И как это объяснить, отчего даже в страдании, даже в совершенном отчаянии в человеке способно просыпаться желание? Или так я пытался отомстить ей? Не знаю только за что. Может, за все эти годы безразличия ко мне, за редкие минуты ее страсти, да и те лишь для того, чтобы потом отвергать меня почти с такой же страстью. Грех, неприлично, порочно. Всегда в делах, вечно занята, все на бегу, что-то не сделано, жадная до успеха. И все, чтобы отвергнуть, с неистовством каким-то, саму мысль о нашей близости. И вот теперь, кто бы мог подумать, она сама потянулась ко мне, открыто и откровенно предлагая себя. И я не отверг ее, и это не доставило нам радости, только муку. Она сама приучила меня к стыдливости, и потому я отвернулся, и мы долго лежали молча. Долго-долго.
А когда она заговорила, в ее голосе не было и следа нашей близости.
— Этим делу не поможешь, правда?
— Извини. Сам не понимаю, что на меня сегодня нашло.
— Я не о сегодня. Я вообще, как мы жили эти годы.
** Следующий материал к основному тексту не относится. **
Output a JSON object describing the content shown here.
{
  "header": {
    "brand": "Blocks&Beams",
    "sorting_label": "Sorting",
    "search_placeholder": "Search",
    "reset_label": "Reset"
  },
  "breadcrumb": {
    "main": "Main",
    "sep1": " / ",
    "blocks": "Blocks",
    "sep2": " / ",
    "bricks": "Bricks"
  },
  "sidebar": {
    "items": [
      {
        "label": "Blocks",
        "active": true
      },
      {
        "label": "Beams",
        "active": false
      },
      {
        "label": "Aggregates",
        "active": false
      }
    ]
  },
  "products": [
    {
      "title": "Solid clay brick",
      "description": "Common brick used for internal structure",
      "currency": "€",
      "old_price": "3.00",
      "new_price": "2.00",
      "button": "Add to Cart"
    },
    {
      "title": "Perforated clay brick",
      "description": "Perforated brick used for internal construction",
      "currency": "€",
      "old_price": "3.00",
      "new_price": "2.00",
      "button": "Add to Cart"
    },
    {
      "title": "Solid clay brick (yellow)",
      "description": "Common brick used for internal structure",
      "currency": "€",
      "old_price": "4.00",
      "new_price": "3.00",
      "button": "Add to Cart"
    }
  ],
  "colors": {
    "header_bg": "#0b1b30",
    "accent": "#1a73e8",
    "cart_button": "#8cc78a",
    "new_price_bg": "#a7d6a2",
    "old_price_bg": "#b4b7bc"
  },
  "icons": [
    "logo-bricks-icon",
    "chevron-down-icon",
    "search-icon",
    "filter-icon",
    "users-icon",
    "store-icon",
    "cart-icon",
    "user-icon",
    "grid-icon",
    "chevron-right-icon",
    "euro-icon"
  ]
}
Я промолчал, о чем теперь спорить.
— Может, мы никогда и не старались иначе. Может, я никогда не понимала тебя по-настоящему, но ведь и ты тоже, разве нет?
— Сюзан, у нас с тобой трое детей. Мы всегда прекрасно ладили. И ведь все обходилось.
— Это и есть самое страшное. Когда можешь прекрасно обходиться в аду.
— Ты просто измучилась и видишь все в искаженном свете.
— Мне кажется, я впервые в жизни вижу все в правильном свете.
— Что ты надумала?
Я повернулся к ней лицом. Она сидела прямо, зябко кутаясь, несмотря на духоту ночи, в простыню.
— Хочу на время уехать к родителям. Просто чтобы прийти в себя. И дать тебе шанс. Чтобы мы могли все трезво взвесить. Мы так запутались, нам нужно отдохнуть друг от друга. Не вижу другого выхода.
Что мне оставалось? Я кивнул.
— Ну что ж.
— Так ты согласен? — Она поднялась.
— Делай как знаешь.
— Но ты-то как считаешь? Ехать мне или нет?
— Да. Подышишь свежим воздухом. И дашь нам обоим шанс.
Она была у двери. И уже взявшись за ручку, обернулась.
— И ты даже не пытаешься удержать меня, — сказала она со страстью в голосе, с которой не могла соперничать вся известная мне в самые лучшие наши минуты та, другая ее страсть. Та была жалкая подделка, не больше.
И еще. Самое страшное — мне нечего было ей ответить. Нечего. Впервые я понял, какая она мне чужая. И если мне была чужой она, женщина, с которой я столько прожил, совсем чужой, как мог я брать на себя смелость даже подумать, будто могу понять хоть что-нибудь еще на свете?
25 февраля. Я почти совсем забросил свой дневник. Да и что там, мне нечего сказать. Сегодня тому ровно год. А такое чувство, точно это было вчера, когда я стоял в кухне вечером и ел сардины прямо из банки. Некто Гордон Нгубене, осужденный на основании Закона о терроризме, сегодня утром был обнаружен мертвым в своей камере. Согласно заявлению представителя службы безопасности… И так далее.
И чего я добился за год? Складываем все вместе, и бог знает, как это получаем — нуль. А ведь я старался, упорно и настойчиво. Пытался убеждать себя, что мы движемся вперед. Ужели все это одни иллюзии? Ну хоть что-то я узнал, в чем-то уверился? В минуты слабости — и такие бывают — я страшусь самой мысли, что Сюзан, возможно, права. Я теряю разум.
Безумный. Я или этот мир? Кто из нас? И с чего же пошло тогда безумие вселенское, где ему начало? И если это безумие, отчего оно дозволено? Кем?